Шел уже третий час, когда Светозар Алексеевич вдруг уронил голову на грудь и заснул. Он поспал с минуту, шевеля серыми усами и сопя, и голова его сваливалась то направо, то налево. Он как бы нехотя беседовал с двумя соседями. Потом он проснулся, медленно пришел в себя, медленно вник в происходящее и, встретив взгляд Федора Ивановича, облизнув сухие губы, сказал:
— Спать… Пойдем, Федя, прервемся…
Хмель сразу забрал его в свои руки, и Федору Ивановичу пришлось вести его в спальню, дверь которой была против двери кабинета. Они вошли, и Федор Иванович, щелкнув выключателем, увидел белый с мелкими цветочками мир, покинутый храм счастья. Стояли вплотную два почти квадратных ложа, затянутых покрывалами из сизой ткани с выпуклым белым рисунком, напоминающим мороз на окне. Справа и слева были придвинуты тумбочки с ночниками, и на каждом — бледный шелковый абажур с оборками. Стены обтягивала нежная ткань, на ней моросили мельчайшие — меньше горошины — розочки с листочками. Вместо окна была как бы сцена, только там висел не занавес, а нежнейший, как пар, тюль. Этот пар отгораживал спальню от большого фонаря — через него днем сюда, должно быть, врывался потоп солнечного света.
— Вот оно, глупое счастье с белыми окнами в сад, — сказал академик.
— Лучше мне спать там, — Федор Иванович показал назад, в кабинет.
— А я здесь и не сплю. Почему-то страшно, Федя. Ты прав.

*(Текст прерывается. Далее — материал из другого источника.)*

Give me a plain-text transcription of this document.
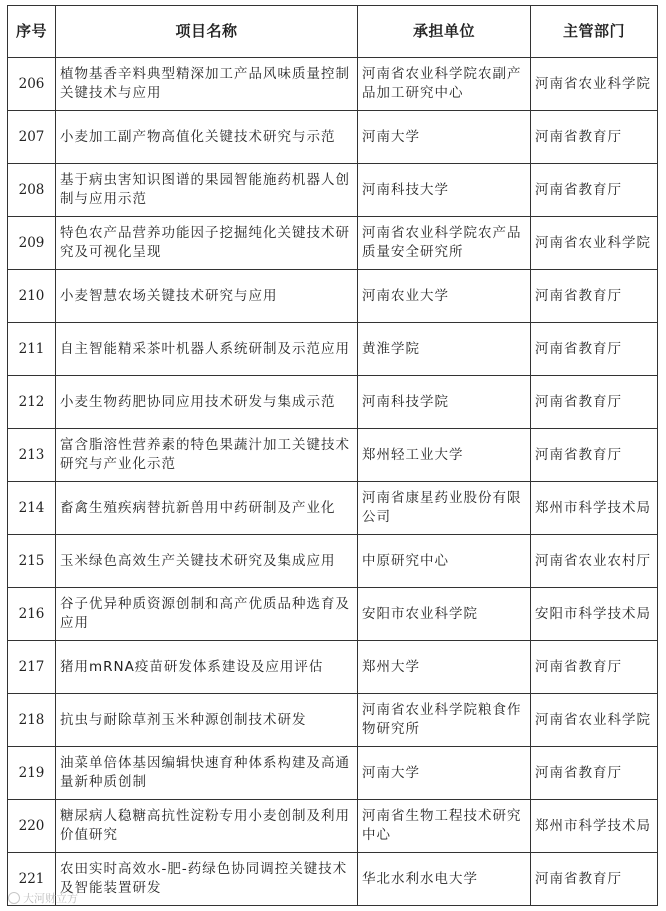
序号	项目名称	承担单位	主管部门
206	植物基香辛料典型精深加工产品风味质量控制关键技术与应用	河南省农业科学院农副产品加工研究中心	河南省农业科学院
207	小麦加工副产物高值化关键技术研究与示范	河南大学	河南省教育厅
208	基于病虫害知识图谱的果园智能施药机器人创制与应用示范	河南科技大学	河南省教育厅
209	特色农产品营养功能因子挖掘纯化关键技术研究及可视化呈现	河南省农业科学院农产品质量安全研究所	河南省农业科学院
210	小麦智慧农场关键技术研究与应用	河南农业大学	河南省教育厅
211	自主智能精采茶叶机器人系统研制及示范应用	黄淮学院	河南省教育厅
212	小麦生物药肥协同应用技术研发与集成示范	河南科技学院	河南省教育厅
213	富含脂溶性营养素的特色果蔬汁加工关键技术研究与产业化示范	郑州轻工业大学	河南省教育厅
214	畜禽生殖疾病替抗新兽用中药研制及产业化	河南省康星药业股份有限公司	郑州市科学技术局
215	玉米绿色高效生产关键技术研究及集成应用	中原研究中心	河南省农业农村厅
216	谷子优异种质资源创制和高产优质品种选育及应用	安阳市农业科学院	安阳市科学技术局
217	猪用mRNA疫苗研发体系建设及应用评估	郑州大学	河南省教育厅
218	抗虫与耐除草剂玉米种源创制技术研发	河南省农业科学院粮食作物研究所	河南省农业科学院
219	油菜单倍体基因编辑快速育种体系构建及高通量新种质创制	河南大学	河南省教育厅
220	糖尿病人稳糖高抗性淀粉专用小麦创制及利用价值研究	河南省生物工程技术研究中心	郑州市科学技术局
221	农田实时高效水-肥-药绿色协同调控关键技术及智能装置研发	华北水利水电大学	河南省教育厅
大河财立方
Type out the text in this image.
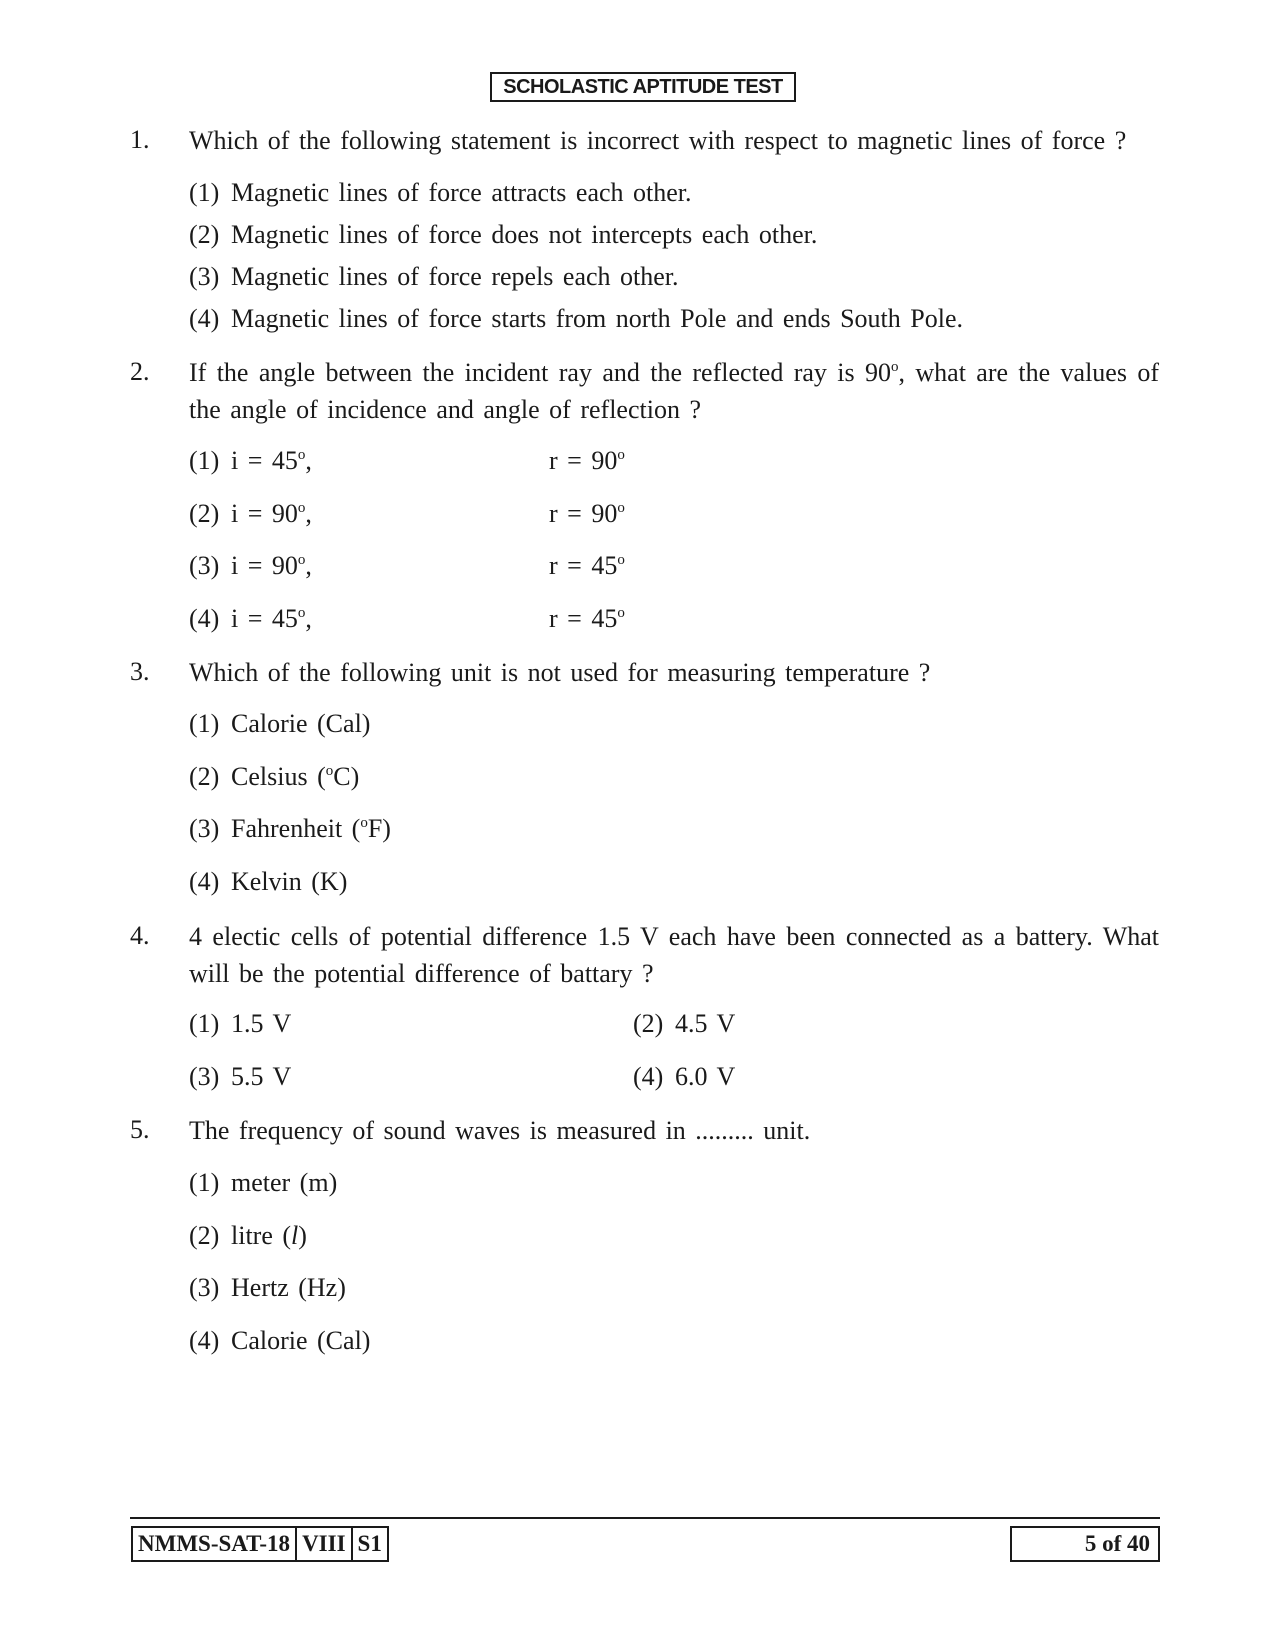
SCHOLASTIC APTITUDE TEST
1. Which of the following statement is incorrect with respect to magnetic lines of force ?
(1) Magnetic lines of force attracts each other.
(2) Magnetic lines of force does not intercepts each other.
(3) Magnetic lines of force repels each other.
(4) Magnetic lines of force starts from north Pole and ends South Pole.
2. If the angle between the incident ray and the reflected ray is 90$^o$, what are the values of the angle of incidence and angle of reflection ?
(1) $i = 45^o$,	$r = 90^o$
(2) $i = 90^o$,	$r = 90^o$
(3) $i = 90^o$,	$r = 45^o$
(4) $i = 45^o$,	$r = 45^o$
3. Which of the following unit is not used for measuring temperature ?
(1) Calorie (Cal)
(2) Celsius ($^o$C)
(3) Fahrenheit ($^o$F)
(4) Kelvin (K)
4. 4 electic cells of potential difference 1.5 V each have been connected as a battery. What will be the potential difference of battary ?
(1) 1.5 V	(2) 4.5 V
(3) 5.5 V	(4) 6.0 V
5. The frequency of sound waves is measured in ......... unit.
(1) meter (m)
(2) litre (l)
(3) Hertz (Hz)
(4) Calorie (Cal)
NMMS-SAT-18 VIII S1	5 of 40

И они вернулись. Сопя и ошибаясь в движениях, Светозар Алексеевич выволок из-за крайнего шкафа раскладушку, уронил посреди кабинета. Притащил два полосатых тюфяка, бросил их сверху. Подушки, одеяла и простыни были тут же, в одном из шкафов. Светозар Алексеевич бросил их на тюфяки и упал в кресло.
— Давай, устраивайся на диване. А я вот здесь, на раскладушке. Помоги мне… Это мое привычное. Человек я одинокий, теперь нет у меня ни жены, ни вола его, ни всякого скота его…
Когда Федор Иванович, устроив академика на раскладушке, погасил свет и улегся, Светозар Алексеевич, о чем-то задумавшийся, заговорил в темноте:
— Сколько керосину… Ох, Федя, сплошной керосин… Он крякнул и сильно заворочался на раскладушке. Федор Иванович молчал.
— Да, да… Верно это… — продолжал Посошков. — С тех пор как в нашу биологию напустили этого керосину, вся рыба пошла вверх пузом…
Тут он негромко зевнул, и в кабинете наступила тишина.
— Я все думаю об этом законе… Как ты его изложил… Достаточного основания, — заговорил Светозар Алексеевич после вторичного сдавленного зевка. — И редколлегии ведь попало! Не мешай действовать силам природы. Не суйся со своей припаркой… Оживляющей… Если мертвец уже готов. А Рядно, этот орет на весь мир, ему можно. И переводит то, что орет, на все языки… У нее, у природы, весь этот механизм хорошо отработан. Ни черта не знающий Касьян твердой рукой указывает: вот враг, и вот еще враг. И попадает в самых толковых. В тех, кто прав! И рыба всплывает…
— Вверх пузом… — отозвался Федор Иванович.
— Не хочется рыбой-то быть! — академик отчаянно прокричал эти слова.
Они оба помолчали некоторое время. Потом хозяин дома зычно всхрапнул в темноте, и стало ясно, что совещание, которое созывал академик, окончено.
* * *
В ящик, что был прислонен к окну, во все его отделения уже были насыпаны мелкие странные клубни, одни как горох, другие — как продолговатые грецкие орехи. Все это были клубни диких сортов картофеля, которые Стригалев считал перспективными. С ними Федор Иванович собирался работать в дальнейшем. Этот запас был создан на всякий случай. Здесь особенно была видна деятельность той птицы, что упорно таскала травинки и плела свое сложное гнездо. Весь план гнезда природа держала в тайне, выдавая только тот рабочий чертеж, который был нужен на данный день.